Stakeholder meetings are full of opinions. It's important to have the ability to parse what someone’s point of view is, how it aligns with the company goals, and the CEO’s opinion. This is where the POV Doc can help; a document to share your personal perspective on a work topic. This is similar to a “working with me” doc but applied to a subject or topic. Having a clear point of view is important for everyone, and as a stakeholder it’s important that clarity scales. If you don’t, it results in trash for the team often figuring out how to parse your opinion:
“Is this a directive from you?”
“But another stakeholder told us something else”
“How urgent is this?”
I've written a few to help teams know how I feel and what I'm thinking about a particular topic with the hope that it doesn't feel like swoop and poop. Essentially, it's a pre-read doc or scalable documentation on an opinion. This is very useful for people you don't work with day-to-day who may not know your POV on something.
POV Doc workflow
Even if you never share it to a soul, write POV Docs for yourself. It will at the very least firm up what you personally believe. After writing down your point of view, create a version in your company’s knowledge management software to share with colleagues. You may realize at some point the POV is helpful to publish to the world. This may be your POV on a certain industry topic that would be valuable to share. Ensure there isn’t anything confidential with work on it and permission to publish the it.

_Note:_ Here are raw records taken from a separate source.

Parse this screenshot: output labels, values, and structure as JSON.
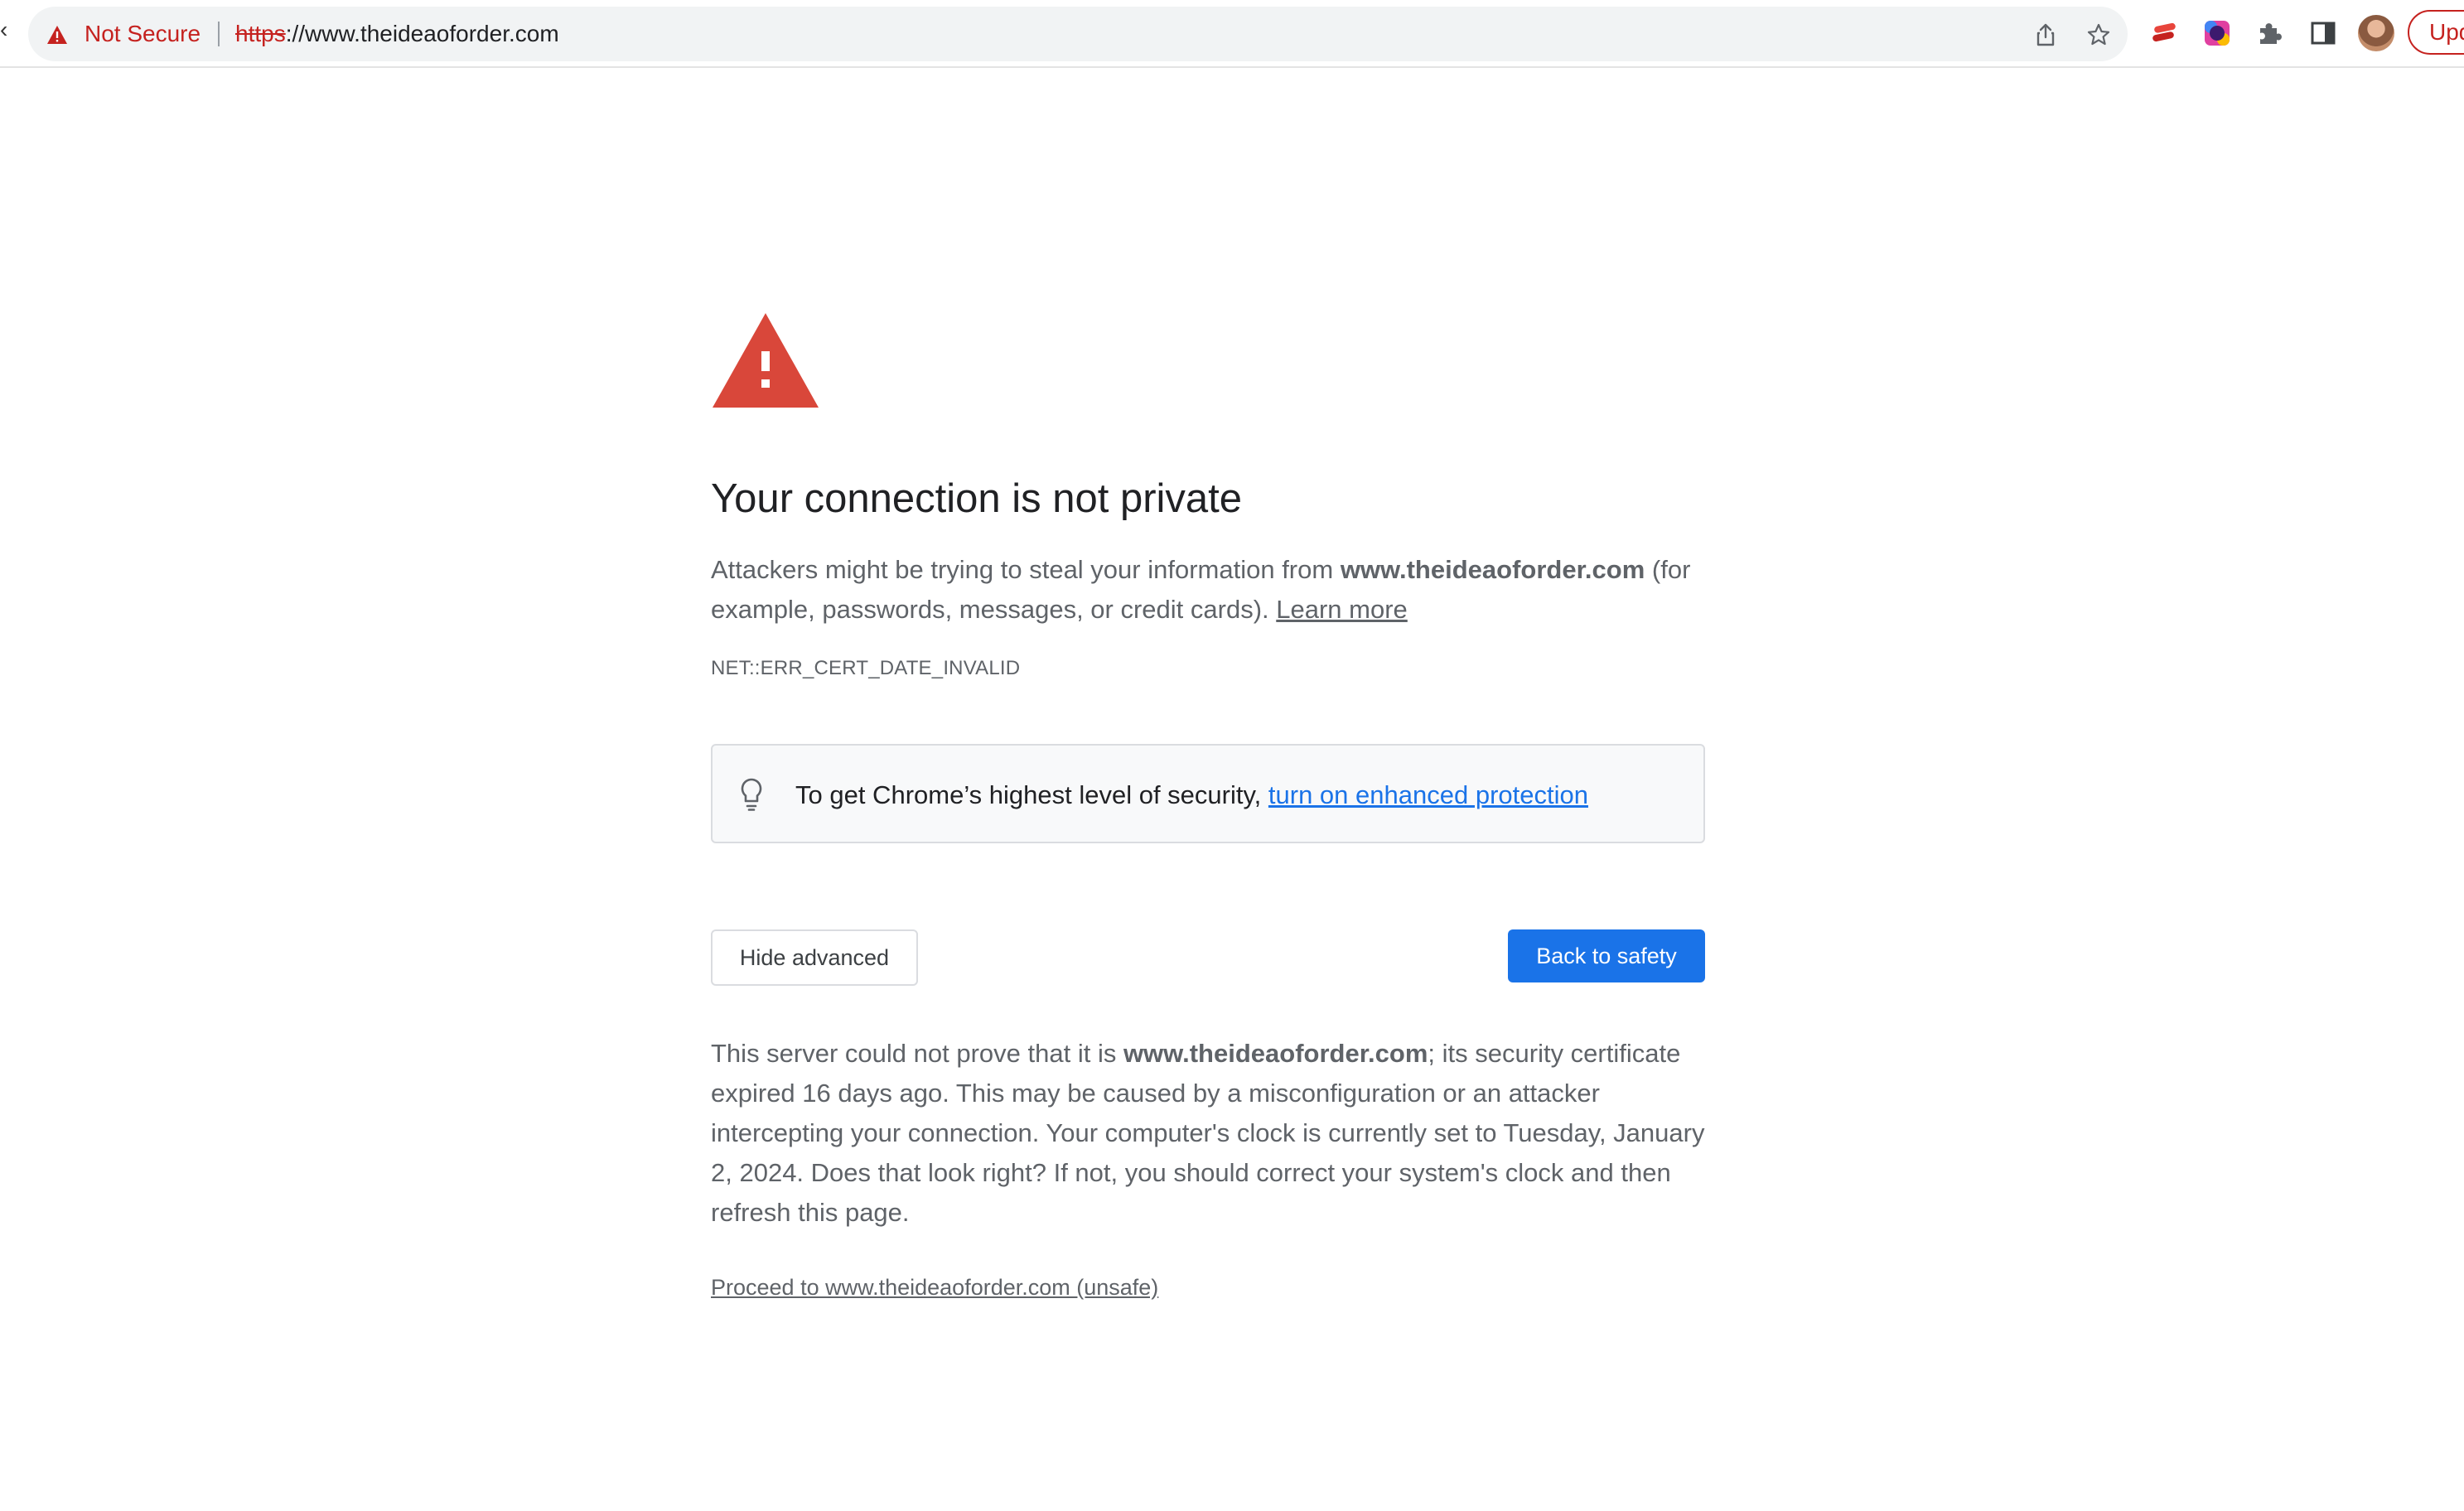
{
  "browser": {
    "security_chip": "Not Secure",
    "url_scheme": "https",
    "url_rest": "://www.theideaoforder.com",
    "update_label": "Upd",
    "accent_color": "#1a73e8",
    "warning_color": "#c5221f"
  },
  "interstitial": {
    "icon": "warning-triangle-icon",
    "heading": "Your connection is not private",
    "message_before": "Attackers might be trying to steal your information from ",
    "message_domain": "www.theideaoforder.com",
    "message_after": " (for example, passwords, messages, or credit cards). ",
    "learn_more": "Learn more",
    "error_code": "NET::ERR_CERT_DATE_INVALID",
    "enhanced_text": "To get Chrome’s highest level of security, ",
    "enhanced_link": "turn on enhanced protection",
    "hide_advanced": "Hide advanced",
    "back_to_safety": "Back to safety",
    "details_before": "This server could not prove that it is ",
    "details_domain": "www.theideaoforder.com",
    "details_after": "; its security certificate expired 16 days ago. This may be caused by a misconfiguration or an attacker intercepting your connection. Your computer's clock is currently set to Tuesday, January 2, 2024. Does that look right? If not, you should correct your system's clock and then refresh this page.",
    "proceed_link": "Proceed to www.theideaoforder.com (unsafe)"
  }
}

Though it results in manual updating, I break the three documents out separately:
Private POV: Obsidian
Internal POV: Google Docs (what we use at work)
Publish: Stashpad Docs or my website
Goal of the POV Doc
The goal of a POV Doc is scalable input. I don’t seek out to share opinions on everything. A POV Doc is a way to loop yourself in and share a POV on what you feel is important. The hope is documenting this information gives more people access to your thoughts without having to set up meetings or run things by you. If written effectively, the POV Doc serves as a guide for teams to make considerations based on you as a stakeholder—self-serve feedback.
Tips on on content
I’ve been working on forming more structure around POV Docs. This allows for more consistency when writing multiple ones. Though it’s okay to write freeform I advise against it as it may not give people clarity on the takeaways. It might tell people what you think but not how they should think about it.
My document structure:
Overview: Preface and caveat what the intent of the doc is
Principles on the topic: How you are guided by your POV
Hypothesis: Concrete examples of what you think will happen based on ideas you have
Sources cited: Links to articles externally or peers wrote
Tips and tricks:
Provide examples of what your POV looks like in action
Include media and images to make it a richer experience
Be the first critic of your POV. Proactively share where potential misalignment may be
That’s it! You’ve created a POV Doc that clearly articulates your strong opinions about a topic you find important. Invite others to collaborate on it and I bet you’ll see a great dialog. The document’s value is not the artifact itself. It’s what results the team creates with it.
Is there an example doc you can share? Very curious to see one. Thanks.